Ambassador of Ethiopia to Canada
- Incumbent
- Assumed office September 2022
- Prime Minister: Abiy Ahmed

Director General of the Ethiopian Investment Commission
- In office 5 November 2018 – 24 December 2018
- Succeeded by: Abebe Abebayehu

Chief of Staff of Prime Minister of Ethiopia
- In office 26 April 2018 – 5 November 2018
- Succeeded by: Shimelis Abdisa

Director General of the Ethiopian Investment Commission
- In office February 2013 – 25 April 2018
- Preceded by: Belachew Mekuria
- Succeeded by: Belachew Mekuria

Ambassador of Ethiopia to the United States
- In office 10 April 2019 – September 2022

Personal details
- Born: Addis Ababa, Ethiopia
- Education: University of Manchester (M.A.) Open University (M.B.A) University of Birmingham (PgD)

= Fitsum Arega =

Ethiopian diplomat

Fitsum Arega Gebrekidan (ፍፁም አረጋ ገብረኪዳን) is an Ethiopian diplomat who is the current Ethiopian Ambassador to Canada. He was the Director General of the Ethiopian Investment Commission and the Chief of Staff of the Prime Minister of Ethiopia and also served as Ethiopia's Ambassador to the United States. He presented his credentials to Governor General of Canada Mary Simon in September 2022.

== Early life and education ==
Fitsum was born and raised in Addis Ababa, and received his higher education in the United Kingdom. He attended the University of Manchester, where he received a master's degree in Development Economics and Policy Management. He later received an MBA degree from Open University (OU) Business School, as well as a Doctor of Philosophy (PhD) from the University of Birmingham.

== Diplomatic career ==

=== Grand Ethiopian Renaissance Dam ===
In 2020, Fitsum opposed reported plans by the United States government to cut funding to Ethiopia over the Grand Ethiopian Renaissance Dam (GERD). He described the dam as a project that "will pull Ethiopia out of darkness".
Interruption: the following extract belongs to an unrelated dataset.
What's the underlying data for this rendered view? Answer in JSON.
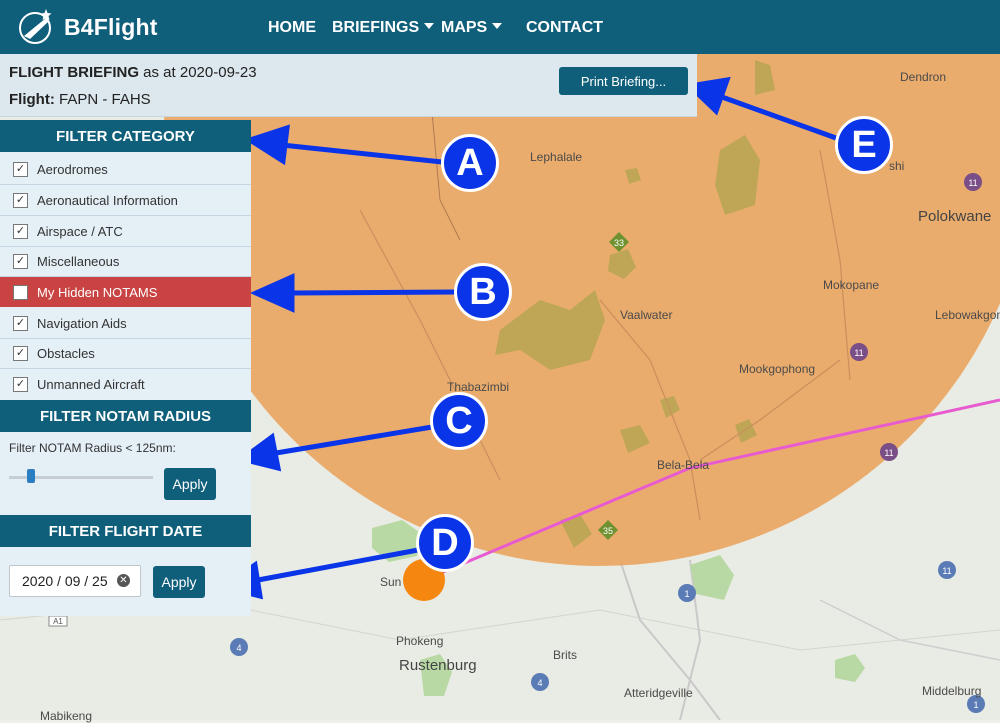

Fitsum celebrated reports that the U.S. would restore aid to Ethiopia in February 2021, reiterated his support for the GERD. Fitsum claimed it would help provide electricity to 60 million people and boost environmental efforts.

=== American Ethiopian Public Affairs Committee ===
In 2021, Fitsum announced the establishment of the American Ethiopian Public Affairs Committee (AEPAC). The stated purpose of the newly-formed organization is to entrench the bilateral relationship between the United States and Ethiopia.